Union Find Implementation in Redis

Meshan Khosla, June 17, 2024

An Introduction

I really like disjoint sets. The first time I learned about them, I was fascinated. However, they’re typically in-memory and used for numbers. This is my attempt at implementing the data structure using a durable datastore.

I decided to use Redis, specifically Upstash Redis, which is a durable implementation of Redis.

Disjoint Sets / Union Find

First, we need to understand what a disjoint set, also known as a Union Find data structure, is. The two are synonymous, so I’ll refer to it as Union Find for the rest of this post.

The interface for Union Find is very simple:

union(nodeOne, nodeTwo)
areConnected(nodeOne, nodeTwo)

There are, of course, variations to this (connect, isConnected, find, etc) but I’m a fan of union to union two nodes together, and areConnected to check if the two nodes are connected.

I won’t go into too much detail about the variations of Union Find, but you can read more about Quick Find and Quick Union in the CS61B textbook . In this project, we are going to implement Weighted Quick Union (WQU) with Path Compression. Here’s how it works.

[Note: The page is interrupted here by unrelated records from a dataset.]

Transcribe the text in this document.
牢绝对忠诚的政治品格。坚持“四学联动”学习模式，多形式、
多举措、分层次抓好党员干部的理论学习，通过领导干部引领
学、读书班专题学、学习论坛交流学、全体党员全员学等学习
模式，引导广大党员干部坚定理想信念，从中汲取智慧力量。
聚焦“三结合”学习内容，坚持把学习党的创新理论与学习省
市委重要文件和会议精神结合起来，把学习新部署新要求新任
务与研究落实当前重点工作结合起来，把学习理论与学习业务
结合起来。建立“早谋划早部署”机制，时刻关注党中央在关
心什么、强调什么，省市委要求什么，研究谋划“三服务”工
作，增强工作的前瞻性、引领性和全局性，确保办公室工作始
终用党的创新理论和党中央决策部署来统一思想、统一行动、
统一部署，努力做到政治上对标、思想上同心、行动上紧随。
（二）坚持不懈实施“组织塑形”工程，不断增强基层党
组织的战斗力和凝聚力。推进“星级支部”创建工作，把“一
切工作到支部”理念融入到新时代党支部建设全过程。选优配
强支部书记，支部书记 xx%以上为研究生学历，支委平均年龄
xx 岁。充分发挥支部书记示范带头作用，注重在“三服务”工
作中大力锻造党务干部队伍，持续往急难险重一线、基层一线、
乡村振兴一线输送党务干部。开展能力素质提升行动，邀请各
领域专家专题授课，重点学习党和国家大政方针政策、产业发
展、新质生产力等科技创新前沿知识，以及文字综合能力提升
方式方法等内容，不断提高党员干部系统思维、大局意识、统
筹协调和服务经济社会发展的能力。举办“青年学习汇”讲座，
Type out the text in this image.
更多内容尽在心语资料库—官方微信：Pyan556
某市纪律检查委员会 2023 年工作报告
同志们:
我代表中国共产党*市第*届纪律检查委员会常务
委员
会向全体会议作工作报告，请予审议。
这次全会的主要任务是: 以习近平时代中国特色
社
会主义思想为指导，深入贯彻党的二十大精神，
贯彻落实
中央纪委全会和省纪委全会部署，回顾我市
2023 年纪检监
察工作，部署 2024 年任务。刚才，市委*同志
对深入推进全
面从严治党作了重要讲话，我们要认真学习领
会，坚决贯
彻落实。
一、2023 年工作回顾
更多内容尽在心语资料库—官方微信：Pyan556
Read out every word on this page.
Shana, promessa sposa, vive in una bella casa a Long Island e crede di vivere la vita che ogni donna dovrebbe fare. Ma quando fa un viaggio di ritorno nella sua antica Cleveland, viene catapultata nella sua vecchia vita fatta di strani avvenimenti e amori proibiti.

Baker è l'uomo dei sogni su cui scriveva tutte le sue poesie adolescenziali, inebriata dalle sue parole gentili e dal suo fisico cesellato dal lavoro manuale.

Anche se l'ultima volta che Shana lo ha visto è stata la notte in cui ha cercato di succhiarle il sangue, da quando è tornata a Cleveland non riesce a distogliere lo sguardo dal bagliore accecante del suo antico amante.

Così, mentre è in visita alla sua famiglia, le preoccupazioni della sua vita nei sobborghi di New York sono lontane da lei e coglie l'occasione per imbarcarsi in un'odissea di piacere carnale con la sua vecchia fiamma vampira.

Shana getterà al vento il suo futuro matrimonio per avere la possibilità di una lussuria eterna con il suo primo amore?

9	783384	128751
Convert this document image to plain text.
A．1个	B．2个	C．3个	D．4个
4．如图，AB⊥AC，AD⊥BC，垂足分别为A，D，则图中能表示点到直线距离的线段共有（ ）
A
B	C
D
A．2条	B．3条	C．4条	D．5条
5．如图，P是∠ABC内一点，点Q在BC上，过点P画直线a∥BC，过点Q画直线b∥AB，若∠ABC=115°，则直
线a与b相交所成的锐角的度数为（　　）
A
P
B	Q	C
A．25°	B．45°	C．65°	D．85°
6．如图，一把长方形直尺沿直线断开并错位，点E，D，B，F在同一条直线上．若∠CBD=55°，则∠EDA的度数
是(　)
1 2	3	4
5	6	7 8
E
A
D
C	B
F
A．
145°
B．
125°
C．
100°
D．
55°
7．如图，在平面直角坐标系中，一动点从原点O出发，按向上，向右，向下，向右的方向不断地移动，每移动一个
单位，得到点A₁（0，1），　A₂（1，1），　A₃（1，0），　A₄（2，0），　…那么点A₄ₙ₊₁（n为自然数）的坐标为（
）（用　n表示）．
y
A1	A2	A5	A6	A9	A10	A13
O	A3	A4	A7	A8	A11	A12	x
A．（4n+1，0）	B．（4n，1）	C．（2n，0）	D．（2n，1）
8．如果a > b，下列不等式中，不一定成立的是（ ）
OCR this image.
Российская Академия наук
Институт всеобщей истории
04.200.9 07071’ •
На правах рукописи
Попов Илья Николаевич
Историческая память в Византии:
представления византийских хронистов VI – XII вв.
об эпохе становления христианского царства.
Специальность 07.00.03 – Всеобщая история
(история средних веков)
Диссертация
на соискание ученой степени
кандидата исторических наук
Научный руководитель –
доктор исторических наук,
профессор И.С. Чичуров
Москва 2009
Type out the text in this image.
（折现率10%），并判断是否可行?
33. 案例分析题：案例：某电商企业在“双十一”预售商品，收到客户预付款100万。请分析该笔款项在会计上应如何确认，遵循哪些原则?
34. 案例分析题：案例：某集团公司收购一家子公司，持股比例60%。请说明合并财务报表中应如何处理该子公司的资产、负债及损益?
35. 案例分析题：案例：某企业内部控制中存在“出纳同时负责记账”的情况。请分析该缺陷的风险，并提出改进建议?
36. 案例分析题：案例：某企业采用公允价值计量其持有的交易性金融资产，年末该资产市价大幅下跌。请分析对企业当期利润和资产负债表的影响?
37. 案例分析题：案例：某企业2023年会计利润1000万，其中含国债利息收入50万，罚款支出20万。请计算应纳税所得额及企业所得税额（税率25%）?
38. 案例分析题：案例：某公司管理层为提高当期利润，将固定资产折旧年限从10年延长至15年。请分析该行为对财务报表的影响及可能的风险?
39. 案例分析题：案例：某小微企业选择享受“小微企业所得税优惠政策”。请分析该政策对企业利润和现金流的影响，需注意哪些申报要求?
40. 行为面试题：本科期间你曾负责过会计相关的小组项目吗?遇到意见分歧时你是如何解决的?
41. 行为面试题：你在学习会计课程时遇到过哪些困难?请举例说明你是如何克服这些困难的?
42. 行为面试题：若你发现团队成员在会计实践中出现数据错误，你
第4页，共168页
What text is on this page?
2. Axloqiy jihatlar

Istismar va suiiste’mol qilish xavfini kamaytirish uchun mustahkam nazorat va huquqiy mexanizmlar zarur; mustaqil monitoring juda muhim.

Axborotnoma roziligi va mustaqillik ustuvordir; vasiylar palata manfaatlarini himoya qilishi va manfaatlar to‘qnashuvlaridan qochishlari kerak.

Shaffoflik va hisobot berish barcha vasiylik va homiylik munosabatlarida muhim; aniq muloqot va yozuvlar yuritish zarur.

Let’s say we have 4 nodes: Alice, Bob, Charlie, and Dave.

Each node starts off alone in its own set, aka 4 disjoint sets.

4 disjoint sets

Now, let’s union("Alice", "Bob"). This means Alice and Bob are now connected, and we now have 3 disjoint sets.

The way we represent this in Weighted Quick Union is by setting the larger root as the parent of the smaller root. In this case, Alice and Bob both have a size of 1, so we can arbitrarily make Alice the parent.

Now let’s union("Charlie", "Dave")

And finally union("Bob", "Charlie")

Here we can arbitrarily make Alice the parent since both sets have a size of 2.

To demonstrate WQU, let’s also union("Bob", "Eve"). Eve becomes Alice’s child since Alice is the root and has a weight of 4, which is greater than Eve’s 1. Note that we could have union’d Eve with any other node, since they all belong to the same set.

Now we’re left with 1 set and if we follow WQU, our connect and areConnected will run in logarithmic time with respect to the number of nodes!

But we can do faster with Path Compression, as we’ll see in a bit.

Implementation

A typical implementation of Union Find will be represented using a 1D array and a fixed capacity. This array can represent this tree in the following way:

Array representation

The index of the array is the element, and data[index] is the parent. We know we’re at the root of the tree when we traverse up and the parent is a negative number. This negative number represents the negated size of the set, which is necessary for WQU.

This implementation is great, but what if we want to connect arbitrary nodes, not just numbers from 0 to N-1? This is where we can use Redis hashes.

Redis Data Structure

Instead of using an array, each node can be a key in Redis, and we can map it to a hash containing that nodes parent and set size (relevant for the root).

Redis Hash Diagram

In this implementation, the parent of the root will be itself.

Let’s get into the specific methods. I omitted error checking from these code examples so it’s a bit clearer to follow.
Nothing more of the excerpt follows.